As a straight male with several gay friends and acquaintances, I cannot understand for the life of me why so many feel threatened by people whose sexual orientation is different. Gay, lesbian, bisexual and transgendered people share the hopes and fears of every person—the hope to love, the fear of loss, the joy of sharing life with another person, the pain caused by death. They have parents, brothers, sisters and even children. Our world will be much better off when we all agree that bigotry in any form and against any person is unacceptable and should be eliminated—not with a club but with love and respect, as God has commanded us to do.

_William Wilson '88
South Bend, Indiana_

Thanks for including in the package a rundown of church teaching on homosexuality and the perspective of a Courage member striving to live the chastity to which we are all called. I was particularly interested in the piece by Tom Nelson. I, too, have dealt with a loved one's struggles with same-sex attraction. What I found in my research, however, was quite different. Please consider: Robert Spitzer, the Columbia University psychologist who in October 2003 published a pivotal study in the Archives of Sexual Behavior demonstrating that therapy can cure homosexuality (Spitzer's work is especially significant because he played a key role in the highly politicized decision in 1973 to remove homosexuality from the psychiatric manual of mental disorders.); Stanley Kurtz, the Hoover Institution sociologist who has documented the connection between "gay marriage" and the decline of the family in Scandinavia and Holland; Joseph Nicolosi, founder of the National Association for the Research and Therapy of Homosexuality whose recent book, _A Parent's Guide to Preventing Homosexuality_, explains the connection between "gender identification disorder" in prepubescent children and later homosexuality; and Richard Fitzgibbons, a psychiatrist with the Catholic Medical Association, who has analyzed the causes of same-sex attraction and what can be done to treat it.

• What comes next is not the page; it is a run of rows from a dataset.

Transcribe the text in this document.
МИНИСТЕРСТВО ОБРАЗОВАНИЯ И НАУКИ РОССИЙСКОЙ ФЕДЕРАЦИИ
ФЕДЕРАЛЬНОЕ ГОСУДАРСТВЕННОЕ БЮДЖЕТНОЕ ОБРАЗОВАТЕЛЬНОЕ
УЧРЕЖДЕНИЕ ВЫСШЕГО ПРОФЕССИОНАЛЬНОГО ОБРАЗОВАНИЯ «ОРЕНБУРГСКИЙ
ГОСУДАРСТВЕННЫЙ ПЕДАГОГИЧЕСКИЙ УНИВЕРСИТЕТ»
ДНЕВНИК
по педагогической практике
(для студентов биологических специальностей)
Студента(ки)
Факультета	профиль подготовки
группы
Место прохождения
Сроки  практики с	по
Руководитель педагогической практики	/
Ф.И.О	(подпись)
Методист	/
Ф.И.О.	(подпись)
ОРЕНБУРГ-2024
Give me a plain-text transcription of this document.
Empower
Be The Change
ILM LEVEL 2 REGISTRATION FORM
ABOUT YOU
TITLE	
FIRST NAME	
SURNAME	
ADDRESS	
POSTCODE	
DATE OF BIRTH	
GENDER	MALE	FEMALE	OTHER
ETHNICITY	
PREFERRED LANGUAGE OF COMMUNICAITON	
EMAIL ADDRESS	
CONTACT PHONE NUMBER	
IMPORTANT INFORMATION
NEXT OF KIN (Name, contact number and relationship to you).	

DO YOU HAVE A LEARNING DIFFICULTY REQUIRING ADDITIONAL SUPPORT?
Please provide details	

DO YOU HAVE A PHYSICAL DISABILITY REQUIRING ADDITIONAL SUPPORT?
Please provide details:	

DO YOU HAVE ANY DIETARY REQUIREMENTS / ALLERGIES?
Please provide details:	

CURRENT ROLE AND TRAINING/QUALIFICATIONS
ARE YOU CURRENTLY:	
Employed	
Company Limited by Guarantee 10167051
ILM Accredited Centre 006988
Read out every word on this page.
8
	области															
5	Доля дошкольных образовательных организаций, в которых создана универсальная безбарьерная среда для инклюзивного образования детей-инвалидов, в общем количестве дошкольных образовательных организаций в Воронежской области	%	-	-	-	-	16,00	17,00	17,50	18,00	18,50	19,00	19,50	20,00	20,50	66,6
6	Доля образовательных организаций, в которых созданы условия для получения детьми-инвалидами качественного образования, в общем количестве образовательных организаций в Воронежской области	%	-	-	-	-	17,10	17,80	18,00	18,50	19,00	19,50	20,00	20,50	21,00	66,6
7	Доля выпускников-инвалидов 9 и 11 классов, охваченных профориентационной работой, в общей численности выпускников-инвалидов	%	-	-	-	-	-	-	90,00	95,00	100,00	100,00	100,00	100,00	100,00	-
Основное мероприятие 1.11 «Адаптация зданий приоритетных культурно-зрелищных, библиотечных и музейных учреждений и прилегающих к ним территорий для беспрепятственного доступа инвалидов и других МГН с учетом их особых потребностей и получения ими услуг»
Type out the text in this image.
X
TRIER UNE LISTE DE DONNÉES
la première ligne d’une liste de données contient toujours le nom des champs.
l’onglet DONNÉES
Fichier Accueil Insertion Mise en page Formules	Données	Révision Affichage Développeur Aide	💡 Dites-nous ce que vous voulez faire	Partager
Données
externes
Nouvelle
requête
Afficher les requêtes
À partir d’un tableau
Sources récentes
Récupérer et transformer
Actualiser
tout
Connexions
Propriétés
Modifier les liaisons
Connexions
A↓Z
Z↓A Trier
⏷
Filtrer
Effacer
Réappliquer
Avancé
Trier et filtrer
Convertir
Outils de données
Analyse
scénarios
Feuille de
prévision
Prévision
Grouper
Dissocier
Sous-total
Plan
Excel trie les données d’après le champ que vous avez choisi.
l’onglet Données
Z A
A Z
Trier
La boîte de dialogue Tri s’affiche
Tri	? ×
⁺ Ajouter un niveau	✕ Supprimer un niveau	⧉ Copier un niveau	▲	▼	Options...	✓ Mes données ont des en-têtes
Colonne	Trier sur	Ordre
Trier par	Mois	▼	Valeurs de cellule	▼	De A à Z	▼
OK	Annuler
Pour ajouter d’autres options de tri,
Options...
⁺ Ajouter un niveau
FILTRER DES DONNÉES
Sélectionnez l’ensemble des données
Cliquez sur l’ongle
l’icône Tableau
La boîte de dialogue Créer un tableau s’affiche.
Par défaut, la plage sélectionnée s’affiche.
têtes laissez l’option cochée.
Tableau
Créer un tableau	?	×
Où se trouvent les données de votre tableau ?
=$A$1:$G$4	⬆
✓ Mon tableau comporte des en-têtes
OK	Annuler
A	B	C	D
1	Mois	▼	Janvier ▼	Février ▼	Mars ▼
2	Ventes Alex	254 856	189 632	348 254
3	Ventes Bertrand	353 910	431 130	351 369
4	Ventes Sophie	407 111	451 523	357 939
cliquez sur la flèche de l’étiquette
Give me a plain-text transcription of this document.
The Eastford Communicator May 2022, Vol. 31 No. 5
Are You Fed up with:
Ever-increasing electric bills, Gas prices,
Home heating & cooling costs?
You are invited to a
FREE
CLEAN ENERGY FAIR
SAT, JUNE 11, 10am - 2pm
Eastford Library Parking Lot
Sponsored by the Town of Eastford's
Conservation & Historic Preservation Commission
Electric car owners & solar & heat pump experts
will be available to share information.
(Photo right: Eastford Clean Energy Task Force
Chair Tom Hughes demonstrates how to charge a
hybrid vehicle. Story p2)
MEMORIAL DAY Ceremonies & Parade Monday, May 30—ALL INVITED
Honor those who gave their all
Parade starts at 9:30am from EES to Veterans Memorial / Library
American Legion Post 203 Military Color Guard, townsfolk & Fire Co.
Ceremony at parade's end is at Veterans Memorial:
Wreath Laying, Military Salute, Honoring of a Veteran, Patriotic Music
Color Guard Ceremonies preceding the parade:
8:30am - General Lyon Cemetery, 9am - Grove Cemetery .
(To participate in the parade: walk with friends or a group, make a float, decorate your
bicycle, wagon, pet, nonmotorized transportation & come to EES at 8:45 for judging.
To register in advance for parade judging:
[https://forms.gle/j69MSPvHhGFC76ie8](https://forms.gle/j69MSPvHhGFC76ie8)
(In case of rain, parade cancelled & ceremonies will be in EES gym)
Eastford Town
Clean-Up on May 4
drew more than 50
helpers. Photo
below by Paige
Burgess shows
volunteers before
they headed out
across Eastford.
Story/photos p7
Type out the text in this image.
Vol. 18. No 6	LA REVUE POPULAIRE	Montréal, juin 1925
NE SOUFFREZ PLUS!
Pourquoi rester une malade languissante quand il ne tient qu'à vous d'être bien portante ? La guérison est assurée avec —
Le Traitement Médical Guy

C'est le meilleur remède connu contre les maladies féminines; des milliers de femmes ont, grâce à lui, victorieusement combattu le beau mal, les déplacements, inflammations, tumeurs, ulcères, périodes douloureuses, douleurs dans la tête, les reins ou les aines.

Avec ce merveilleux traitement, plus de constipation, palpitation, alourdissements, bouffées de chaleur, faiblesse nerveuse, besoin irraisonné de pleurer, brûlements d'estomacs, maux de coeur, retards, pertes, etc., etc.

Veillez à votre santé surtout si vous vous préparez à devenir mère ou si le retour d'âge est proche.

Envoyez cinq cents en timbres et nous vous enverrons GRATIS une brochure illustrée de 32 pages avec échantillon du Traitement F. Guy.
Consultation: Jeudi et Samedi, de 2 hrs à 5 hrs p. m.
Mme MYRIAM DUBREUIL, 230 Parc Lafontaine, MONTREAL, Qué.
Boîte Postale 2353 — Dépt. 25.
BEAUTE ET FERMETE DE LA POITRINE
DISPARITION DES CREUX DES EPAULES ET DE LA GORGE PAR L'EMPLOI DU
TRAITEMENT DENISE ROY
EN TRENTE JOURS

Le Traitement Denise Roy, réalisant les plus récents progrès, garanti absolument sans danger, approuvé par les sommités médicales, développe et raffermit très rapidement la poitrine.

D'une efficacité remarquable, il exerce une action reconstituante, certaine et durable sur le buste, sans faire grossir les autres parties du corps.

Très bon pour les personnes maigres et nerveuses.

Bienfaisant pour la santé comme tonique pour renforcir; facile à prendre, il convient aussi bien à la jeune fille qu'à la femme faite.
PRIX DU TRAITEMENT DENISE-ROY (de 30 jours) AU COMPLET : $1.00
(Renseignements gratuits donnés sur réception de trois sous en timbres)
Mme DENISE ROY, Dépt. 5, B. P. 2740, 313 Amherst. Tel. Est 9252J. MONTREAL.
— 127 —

If any place in our society is going to hold a fair and honest debate about homosexuality, it must be a Catholic institution like Notre Dame where faith and reason come together in the unity of truth.

_James R. Dunlap Jr. '84
Hamden, Connecticut_

Imagine a world where sexual orientation would be as insignificant as eye color. Imagine a world where all loving relationships would be valued and affirmed. Imagine how ridiculous all this Catholic angst would appear in such a world.